The first time I saw him play, Robert Quine, with his deeply receding hairline, baggy off-the-rack suit, and stone-faced expression, looked more like Lou Reed’s business manager than the man on the business end of some of the most inventive and emotive avant-punk-rock guitar playing. That was in the mid ’80s, when Reed brought on Quine, who’d indeed abandoned a career as a tax lawyer to become a punk pioneer with Richard Hell and the Voidoids in 1977, as his guitar foil for such seminal albums as 1982’s The Blue Mask. It must have been a dream come true for Quine, who’d been an obsessive Velvet Underground fan, and whose hand-held cassette recordings of several of their shows were finally released in 2001 as the three-CD Bootleg Series, Vol. 1: The Quine Tapes, the first volume in Universal’s Velvet Underground Bootleg Series.

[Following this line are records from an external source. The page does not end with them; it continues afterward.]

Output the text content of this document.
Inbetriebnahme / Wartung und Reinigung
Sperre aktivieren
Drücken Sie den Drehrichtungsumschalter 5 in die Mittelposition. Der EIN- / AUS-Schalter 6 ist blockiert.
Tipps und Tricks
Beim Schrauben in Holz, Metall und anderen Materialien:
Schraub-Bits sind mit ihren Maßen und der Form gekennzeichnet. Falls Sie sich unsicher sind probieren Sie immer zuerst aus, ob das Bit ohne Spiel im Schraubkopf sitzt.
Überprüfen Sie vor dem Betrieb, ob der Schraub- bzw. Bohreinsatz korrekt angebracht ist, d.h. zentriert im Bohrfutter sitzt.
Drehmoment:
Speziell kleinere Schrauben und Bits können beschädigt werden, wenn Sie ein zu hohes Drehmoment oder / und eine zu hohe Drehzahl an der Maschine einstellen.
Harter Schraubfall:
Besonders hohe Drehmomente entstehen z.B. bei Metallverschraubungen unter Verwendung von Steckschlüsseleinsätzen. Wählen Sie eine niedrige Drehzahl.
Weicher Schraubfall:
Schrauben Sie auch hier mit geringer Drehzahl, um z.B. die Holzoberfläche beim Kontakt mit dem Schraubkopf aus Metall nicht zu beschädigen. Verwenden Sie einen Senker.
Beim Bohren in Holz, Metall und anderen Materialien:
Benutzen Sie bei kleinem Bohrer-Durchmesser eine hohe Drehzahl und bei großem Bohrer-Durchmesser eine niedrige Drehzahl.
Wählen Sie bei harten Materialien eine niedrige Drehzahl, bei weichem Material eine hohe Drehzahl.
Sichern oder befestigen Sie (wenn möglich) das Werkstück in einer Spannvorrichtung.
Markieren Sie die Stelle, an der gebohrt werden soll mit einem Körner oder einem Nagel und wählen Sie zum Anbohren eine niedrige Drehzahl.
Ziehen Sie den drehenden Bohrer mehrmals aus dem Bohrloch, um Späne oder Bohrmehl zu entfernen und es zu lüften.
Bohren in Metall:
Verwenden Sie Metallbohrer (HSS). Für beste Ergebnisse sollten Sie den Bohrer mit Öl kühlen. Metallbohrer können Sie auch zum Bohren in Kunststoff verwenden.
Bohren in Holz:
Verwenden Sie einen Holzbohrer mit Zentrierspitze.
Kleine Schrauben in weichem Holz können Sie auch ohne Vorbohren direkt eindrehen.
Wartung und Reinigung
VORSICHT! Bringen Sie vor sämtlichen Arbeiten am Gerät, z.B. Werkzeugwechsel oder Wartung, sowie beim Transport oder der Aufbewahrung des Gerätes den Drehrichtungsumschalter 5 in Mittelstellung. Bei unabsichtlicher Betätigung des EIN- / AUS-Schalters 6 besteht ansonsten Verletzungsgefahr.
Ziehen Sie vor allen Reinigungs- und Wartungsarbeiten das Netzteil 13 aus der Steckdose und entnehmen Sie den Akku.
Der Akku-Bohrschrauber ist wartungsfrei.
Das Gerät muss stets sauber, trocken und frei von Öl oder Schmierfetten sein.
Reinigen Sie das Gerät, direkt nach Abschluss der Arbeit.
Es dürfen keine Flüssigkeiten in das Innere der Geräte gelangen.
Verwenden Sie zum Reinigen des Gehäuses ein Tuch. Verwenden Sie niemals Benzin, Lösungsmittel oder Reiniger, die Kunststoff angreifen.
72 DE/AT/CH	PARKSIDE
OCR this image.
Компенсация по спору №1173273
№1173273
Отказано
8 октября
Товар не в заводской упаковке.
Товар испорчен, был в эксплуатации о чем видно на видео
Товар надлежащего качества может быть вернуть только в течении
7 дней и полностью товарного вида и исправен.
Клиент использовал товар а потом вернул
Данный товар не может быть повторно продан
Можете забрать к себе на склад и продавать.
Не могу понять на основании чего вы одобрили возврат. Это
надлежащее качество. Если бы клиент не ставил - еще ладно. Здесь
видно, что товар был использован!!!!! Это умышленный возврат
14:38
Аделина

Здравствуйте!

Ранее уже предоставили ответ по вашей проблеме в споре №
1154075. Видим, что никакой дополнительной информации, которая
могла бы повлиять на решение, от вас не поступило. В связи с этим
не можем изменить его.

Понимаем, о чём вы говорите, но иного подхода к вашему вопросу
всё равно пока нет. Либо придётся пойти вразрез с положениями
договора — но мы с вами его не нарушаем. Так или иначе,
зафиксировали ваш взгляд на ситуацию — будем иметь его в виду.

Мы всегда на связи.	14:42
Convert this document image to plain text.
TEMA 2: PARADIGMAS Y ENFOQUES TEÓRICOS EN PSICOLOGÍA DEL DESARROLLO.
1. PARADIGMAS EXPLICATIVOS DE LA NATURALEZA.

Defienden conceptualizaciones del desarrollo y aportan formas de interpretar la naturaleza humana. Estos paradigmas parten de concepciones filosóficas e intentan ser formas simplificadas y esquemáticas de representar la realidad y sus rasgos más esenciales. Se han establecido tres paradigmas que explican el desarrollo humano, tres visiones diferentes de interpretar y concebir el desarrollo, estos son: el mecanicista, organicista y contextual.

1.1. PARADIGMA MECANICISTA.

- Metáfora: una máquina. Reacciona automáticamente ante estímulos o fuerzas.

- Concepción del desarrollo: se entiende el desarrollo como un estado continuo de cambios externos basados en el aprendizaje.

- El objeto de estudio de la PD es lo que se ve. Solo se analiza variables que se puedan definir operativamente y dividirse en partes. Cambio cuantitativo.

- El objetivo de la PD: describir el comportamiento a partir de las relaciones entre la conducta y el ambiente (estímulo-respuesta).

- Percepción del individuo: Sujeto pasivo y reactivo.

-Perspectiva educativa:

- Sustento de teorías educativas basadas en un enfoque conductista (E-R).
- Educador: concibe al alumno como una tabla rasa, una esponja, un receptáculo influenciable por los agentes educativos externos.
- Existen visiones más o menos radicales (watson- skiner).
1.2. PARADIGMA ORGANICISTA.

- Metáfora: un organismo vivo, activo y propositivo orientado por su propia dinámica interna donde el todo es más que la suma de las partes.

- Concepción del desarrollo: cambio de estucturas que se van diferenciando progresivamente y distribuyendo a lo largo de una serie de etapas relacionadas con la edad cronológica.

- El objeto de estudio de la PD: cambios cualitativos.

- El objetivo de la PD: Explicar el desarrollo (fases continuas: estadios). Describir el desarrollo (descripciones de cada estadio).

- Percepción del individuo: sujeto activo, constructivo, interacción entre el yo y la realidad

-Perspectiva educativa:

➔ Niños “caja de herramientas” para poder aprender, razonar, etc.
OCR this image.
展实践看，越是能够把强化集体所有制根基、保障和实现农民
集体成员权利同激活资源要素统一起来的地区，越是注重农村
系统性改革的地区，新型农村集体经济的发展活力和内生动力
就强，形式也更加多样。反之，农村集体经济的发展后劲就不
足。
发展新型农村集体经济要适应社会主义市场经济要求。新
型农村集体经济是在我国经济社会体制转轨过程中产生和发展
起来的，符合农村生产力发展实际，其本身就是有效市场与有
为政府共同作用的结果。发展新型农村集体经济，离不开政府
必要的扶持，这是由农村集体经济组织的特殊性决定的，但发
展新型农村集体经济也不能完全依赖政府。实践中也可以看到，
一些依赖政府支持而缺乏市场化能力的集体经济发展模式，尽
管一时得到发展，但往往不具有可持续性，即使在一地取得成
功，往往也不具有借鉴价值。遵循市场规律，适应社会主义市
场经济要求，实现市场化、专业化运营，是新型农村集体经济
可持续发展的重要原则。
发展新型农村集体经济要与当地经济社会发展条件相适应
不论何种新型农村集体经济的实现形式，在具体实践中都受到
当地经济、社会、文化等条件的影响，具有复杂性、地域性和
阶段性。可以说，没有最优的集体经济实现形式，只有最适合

Sadly, the 61-year-old Quine was found dead at his SoHo loft, on Saturday, June 5, of what appears to have been an intentional heroin overdose. Quine left his distinctive mark on dozens upon dozens of essential recordings, from the frantic, feedback-laced fretwork that introduced his singular style to the world on the Voidoids’ 1977 debut Blank Generation, to the dreamy delay loops that adorned Lustro, a 2002 album that set Michael DuClos’s poetry, as read by the likes of Deborah Harry, Kristin Hersh, and Lisa Germano, to artfully ambient guitar work. Along with inspiring some of Reed’s best solo work, Quine played a crucial role in the recording of Tom Waits’s classic 1985 album Rain Dogs, and added some of his trademark serrated soloing to Matthew Sweet’s 1991 breakthrough Girlfriend. No, the reserved Quine never looked the part of the guitar hero. But the parts he played ensured that he will always be looked up to as one of the formative heroes of punk rock.